The maker of the Claude family of models saw business software subscriptions grow 4.9 percent month over month in February, according to AI fintech biz Ramp, a period during which OpenAI's subscription share fell 1.5 percent.
In January, Anthropic's subscription share grew 2.8 percentage points while OpenAI adoption slipped 0.9 percentage points, the company said.
OpenAI still leads in overall business subscription market share, 34.4 percent to 24.4 percent, but Anthropic has been catching up fast.
"Nearly one in four businesses on Ramp now pays for Anthropic (a year ago, it was one in 25)," said Ara Kharazian, an economist for Ramp, in a blog post. "OpenAI's 1.5 percent decline was the largest in any single month for any AI model company since we started tracking business AI adoption."
According to Kharazian, businesses selecting AI services for the first time now choose Anthropic about 70 percent of the time.
Coincidentally, OpenAI is reportedly revising its strategy to focus on selling AI to businesses and software developers, the very markets in which Anthropic appears to be prospering.
It looks like the consumer market is amplifying business preferences. In late January, Reuters reported on a rift between Anthropic and the Defense Department over Anthropic's refusal to remove model guardrails to make its models more amenable to military applications.
Having positioned itself as the responsible AI company, only to walk that back a little amid its government negotiations, Anthropic pushed back publicly at the end of February.
That didn't endear Anthropic to the Trump administration. On March 4, the AI biz said it received notice that Washington designated it a supply chain risk to US national security, and filed lawsuits challenging its excommunication by the Defense Department.
While Anthropic's public commitment to responsible AI may be somewhat overstated – its models were reportedly used in the US special military operation to capture former Venezuelan President Nicolás Maduro in January – its revival of Google's long-abandoned "Don't be evil" messaging has raised its profile among people who take such sentiment at face value.
As noted by app tracking biz Sensor Tower, Anthropic's Defense Department dustup coincided with a surge in Claude installations and in ChatGPT removals. OpenAI's decision to do business with the Pentagon and CEO Sam Altman's acknowledgement that OpenAI handled the situation poorly probably didn't help.

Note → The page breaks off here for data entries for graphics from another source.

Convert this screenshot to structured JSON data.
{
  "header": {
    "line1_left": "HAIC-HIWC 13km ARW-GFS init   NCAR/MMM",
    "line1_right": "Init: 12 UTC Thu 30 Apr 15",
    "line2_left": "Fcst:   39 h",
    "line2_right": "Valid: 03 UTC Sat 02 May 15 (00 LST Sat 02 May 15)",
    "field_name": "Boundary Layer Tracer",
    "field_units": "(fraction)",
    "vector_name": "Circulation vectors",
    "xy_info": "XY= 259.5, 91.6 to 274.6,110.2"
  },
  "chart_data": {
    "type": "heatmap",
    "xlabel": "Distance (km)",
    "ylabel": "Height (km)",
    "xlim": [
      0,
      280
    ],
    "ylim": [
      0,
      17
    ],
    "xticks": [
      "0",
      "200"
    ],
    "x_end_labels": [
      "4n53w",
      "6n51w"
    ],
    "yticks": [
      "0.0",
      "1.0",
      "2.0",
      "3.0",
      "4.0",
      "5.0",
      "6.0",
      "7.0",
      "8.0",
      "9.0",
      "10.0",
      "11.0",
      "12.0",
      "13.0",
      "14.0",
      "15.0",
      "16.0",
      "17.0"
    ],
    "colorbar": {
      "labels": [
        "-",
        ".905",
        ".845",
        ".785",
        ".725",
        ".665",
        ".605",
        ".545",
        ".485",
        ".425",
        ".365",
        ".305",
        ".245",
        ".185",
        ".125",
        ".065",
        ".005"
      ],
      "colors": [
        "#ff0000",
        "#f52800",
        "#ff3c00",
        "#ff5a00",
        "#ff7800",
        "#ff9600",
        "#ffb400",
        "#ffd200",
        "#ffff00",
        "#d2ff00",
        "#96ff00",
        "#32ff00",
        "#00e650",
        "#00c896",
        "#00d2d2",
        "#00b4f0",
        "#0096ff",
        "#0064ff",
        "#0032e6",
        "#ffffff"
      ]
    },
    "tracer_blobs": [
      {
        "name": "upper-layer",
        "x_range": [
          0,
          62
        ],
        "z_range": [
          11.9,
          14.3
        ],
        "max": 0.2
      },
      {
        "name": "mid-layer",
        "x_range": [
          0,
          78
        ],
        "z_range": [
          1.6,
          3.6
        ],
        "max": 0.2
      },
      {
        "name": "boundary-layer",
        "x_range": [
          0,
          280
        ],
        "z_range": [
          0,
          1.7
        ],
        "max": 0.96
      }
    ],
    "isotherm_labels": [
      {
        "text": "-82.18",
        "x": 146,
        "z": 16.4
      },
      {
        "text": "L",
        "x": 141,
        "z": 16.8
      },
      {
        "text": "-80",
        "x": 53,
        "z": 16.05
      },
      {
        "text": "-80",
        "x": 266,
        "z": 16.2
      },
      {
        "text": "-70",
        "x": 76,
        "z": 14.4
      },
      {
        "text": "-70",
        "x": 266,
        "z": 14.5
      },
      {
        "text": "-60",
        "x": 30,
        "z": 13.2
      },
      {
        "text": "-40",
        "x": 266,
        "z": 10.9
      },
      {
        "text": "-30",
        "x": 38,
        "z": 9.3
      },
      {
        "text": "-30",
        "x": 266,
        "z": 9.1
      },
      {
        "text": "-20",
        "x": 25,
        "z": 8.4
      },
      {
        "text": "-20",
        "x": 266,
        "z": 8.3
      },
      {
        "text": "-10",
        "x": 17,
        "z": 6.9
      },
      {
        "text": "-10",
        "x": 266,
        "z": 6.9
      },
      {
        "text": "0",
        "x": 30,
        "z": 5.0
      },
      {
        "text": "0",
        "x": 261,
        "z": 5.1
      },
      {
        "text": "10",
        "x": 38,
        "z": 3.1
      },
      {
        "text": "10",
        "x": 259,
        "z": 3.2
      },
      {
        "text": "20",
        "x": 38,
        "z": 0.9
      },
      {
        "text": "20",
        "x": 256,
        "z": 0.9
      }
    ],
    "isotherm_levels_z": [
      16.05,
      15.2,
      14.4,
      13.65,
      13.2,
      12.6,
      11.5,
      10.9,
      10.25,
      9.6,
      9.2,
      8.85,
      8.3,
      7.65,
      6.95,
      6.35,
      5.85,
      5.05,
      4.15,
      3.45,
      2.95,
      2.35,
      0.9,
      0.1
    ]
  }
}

Pointing to public endorsements of Claude by celebrity musician Katy Perry and US Senator Brian Schatz that followed Anthropic's disagreement with the Defense Department, Kharazian said, "Anthropic positioned itself differently, and a certain class of user noticed."
That same class of people – those who can afford to pay $20 or $200 per month for access to Claude – may also have some animus toward OpenAI for putting ads in ChatGPT.
Anthropic in February talked up its growing annual revenue run rate, now standing at $14 billion, as it celebrated raising another $30 billion to continue operating. It's worth noting, however, that in a court filing [PDF] from nine days ago, Anthropic CFO Krishna Rao said the company has won over $5 billion of revenue since entering the commercial market.